To be clear, the scientists don't mention french fries in their study. But their work was still pretty impressive. Some background: Hair grows in hair follicles, which sprout from hair follicle germs (HFGs). If we could grow thousands of these HFGs in labs, we could simply transplant them onto a person's scalp (or wherever they want hair — we don't judge). Unwanted hairlessness could become a thing of the past.
For now at least, growing HFGs on a large scale is hard. Researchers can only cultivate about 50 of them at once, which isn't exactly enough to turn Patrick Stewart's head into Patrick Dempsey's (really, not even close). The researchers behind this new study discovered that HFGs grow incredibly well in a chemical called dimethylpolysiloxane. In the study, researchers spread a little of the chemical on the bottom of a petri dish, added stem cells, and after a few days, had a whopping 5,000 HFGs. Again, not exactly enough to cover an entire human head, which has an average of 100,000 hair follicles, but a decent start.

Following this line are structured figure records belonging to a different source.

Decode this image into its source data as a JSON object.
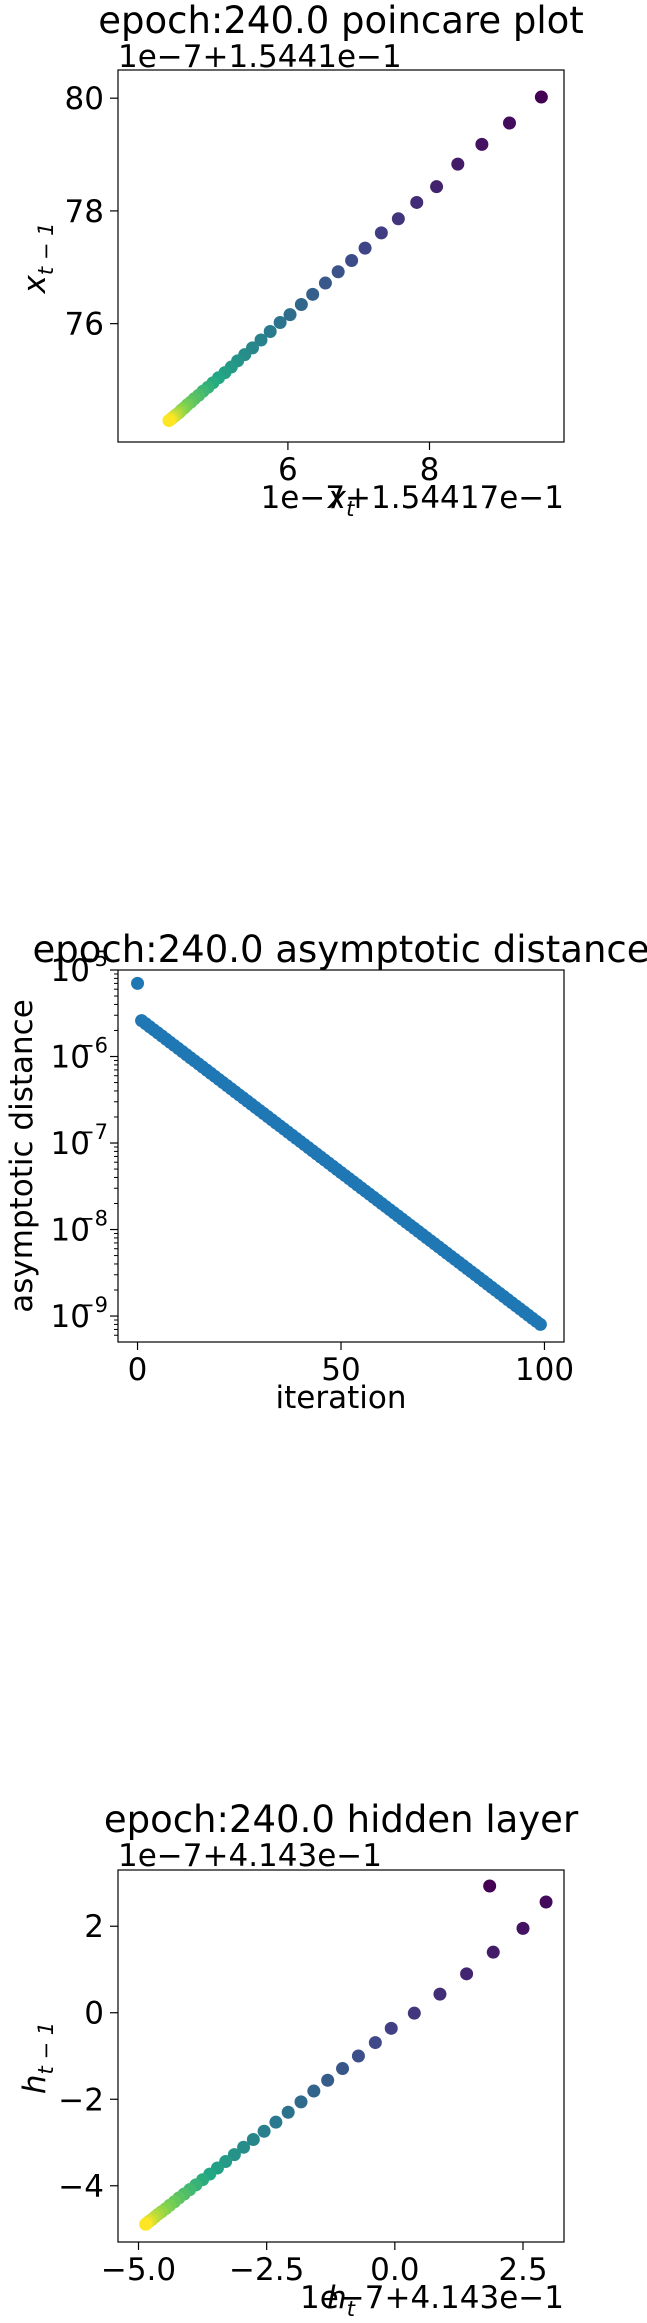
{
  "chart_data": [
    {
      "type": "scatter",
      "title": "epoch:240.0 poincare plot",
      "xlabel": "x_t",
      "ylabel": "x_{t-1}",
      "x_offset_label": "1e−7+1.54417e−1",
      "y_offset_label": "1e−7+1.5441e−1",
      "xticks": [
        6,
        8
      ],
      "yticks": [
        76,
        78,
        80
      ],
      "xlim": [
        3.6,
        9.9
      ],
      "ylim": [
        73.9,
        80.5
      ],
      "colormap": "viridis",
      "points": [
        [
          9.58,
          80.02
        ],
        [
          9.13,
          79.56
        ],
        [
          8.74,
          79.18
        ],
        [
          8.4,
          78.83
        ],
        [
          8.1,
          78.43
        ],
        [
          7.82,
          78.15
        ],
        [
          7.56,
          77.86
        ],
        [
          7.32,
          77.61
        ],
        [
          7.09,
          77.34
        ],
        [
          6.9,
          77.12
        ],
        [
          6.71,
          76.92
        ],
        [
          6.53,
          76.72
        ],
        [
          6.35,
          76.52
        ],
        [
          6.19,
          76.34
        ],
        [
          6.03,
          76.16
        ],
        [
          5.89,
          76.02
        ],
        [
          5.75,
          75.86
        ],
        [
          5.62,
          75.71
        ],
        [
          5.5,
          75.57
        ],
        [
          5.39,
          75.45
        ],
        [
          5.29,
          75.34
        ],
        [
          5.2,
          75.23
        ],
        [
          5.11,
          75.13
        ],
        [
          5.02,
          75.04
        ],
        [
          4.94,
          74.95
        ],
        [
          4.87,
          74.87
        ],
        [
          4.8,
          74.8
        ],
        [
          4.74,
          74.73
        ],
        [
          4.68,
          74.67
        ],
        [
          4.63,
          74.61
        ],
        [
          4.58,
          74.56
        ],
        [
          4.54,
          74.51
        ],
        [
          4.5,
          74.47
        ],
        [
          4.47,
          74.43
        ],
        [
          4.44,
          74.4
        ],
        [
          4.41,
          74.37
        ],
        [
          4.38,
          74.34
        ],
        [
          4.36,
          74.32
        ],
        [
          4.34,
          74.3
        ],
        [
          4.32,
          74.28
        ]
      ]
    },
    {
      "type": "scatter",
      "title": "epoch:240.0 asymptotic distance",
      "xlabel": "iteration",
      "ylabel": "asymptotic distance",
      "xticks": [
        0,
        50,
        100
      ],
      "ytick_exponents": [
        -9,
        -8,
        -7,
        -6,
        -5
      ],
      "xlim": [
        -4.8,
        104.8
      ],
      "ylim_log10": [
        -9.3,
        -5.0
      ],
      "yscale": "log",
      "color": "#1f77b4",
      "first_point": [
        0,
        7e-06
      ],
      "second_point": [
        1,
        2.6e-06
      ],
      "decay_start": 2.4e-06,
      "decay_end": 8e-10,
      "n_points": 100
    },
    {
      "type": "scatter",
      "title": "epoch:240.0 hidden layer",
      "xlabel": "h_t",
      "ylabel": "h_{t-1}",
      "x_offset_label": "1e−7+4.143e−1",
      "y_offset_label": "1e−7+4.143e−1",
      "xticks": [
        -5.0,
        -2.5,
        0.0,
        2.5
      ],
      "xtick_labels": [
        "−5.0",
        "−2.5",
        "0.0",
        "2.5"
      ],
      "yticks": [
        -4,
        -2,
        0,
        2
      ],
      "ytick_labels": [
        "−4",
        "−2",
        "0",
        "2"
      ],
      "xlim": [
        -5.4,
        3.3
      ],
      "ylim": [
        -5.3,
        3.3
      ],
      "colormap": "viridis",
      "points": [
        [
          1.85,
          2.93
        ],
        [
          2.95,
          2.56
        ],
        [
          2.5,
          1.95
        ],
        [
          1.92,
          1.4
        ],
        [
          1.4,
          0.9
        ],
        [
          0.88,
          0.43
        ],
        [
          0.38,
          -0.01
        ],
        [
          -0.07,
          -0.36
        ],
        [
          -0.38,
          -0.69
        ],
        [
          -0.71,
          -1.0
        ],
        [
          -1.02,
          -1.29
        ],
        [
          -1.31,
          -1.56
        ],
        [
          -1.58,
          -1.81
        ],
        [
          -1.83,
          -2.06
        ],
        [
          -2.08,
          -2.3
        ],
        [
          -2.32,
          -2.53
        ],
        [
          -2.55,
          -2.74
        ],
        [
          -2.76,
          -2.93
        ],
        [
          -2.95,
          -3.11
        ],
        [
          -3.13,
          -3.28
        ],
        [
          -3.3,
          -3.44
        ],
        [
          -3.46,
          -3.59
        ],
        [
          -3.61,
          -3.73
        ],
        [
          -3.75,
          -3.86
        ],
        [
          -3.88,
          -3.98
        ],
        [
          -4.0,
          -4.09
        ],
        [
          -4.11,
          -4.19
        ],
        [
          -4.21,
          -4.28
        ],
        [
          -4.3,
          -4.37
        ],
        [
          -4.39,
          -4.45
        ],
        [
          -4.47,
          -4.53
        ],
        [
          -4.55,
          -4.6
        ],
        [
          -4.62,
          -4.66
        ],
        [
          -4.68,
          -4.72
        ],
        [
          -4.74,
          -4.78
        ],
        [
          -4.79,
          -4.82
        ],
        [
          -4.83,
          -4.86
        ],
        [
          -4.86,
          -4.89
        ]
      ]
    }
  ]
}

But all the petri dishes full of HFGs don't help anyone if they can't be transplanted onto an eager scalp. To see how well these mass-produced HFGs would work on an actual organism, they transplanted them to the backs of mice. Sure enough, the rodents began sprouting hair. Lead researcher Junji Fukuda told AFP he thinks human trials could start in about five years and, if those trial go well, a treatment could be available within a decade.
Still though, mice aren't humans, and not everything tested on the rodents ends up hitting the market. So in the meantime, stick to your wigs, plugs, and micropigmentation. And keep the fries in your head, not, like, on them.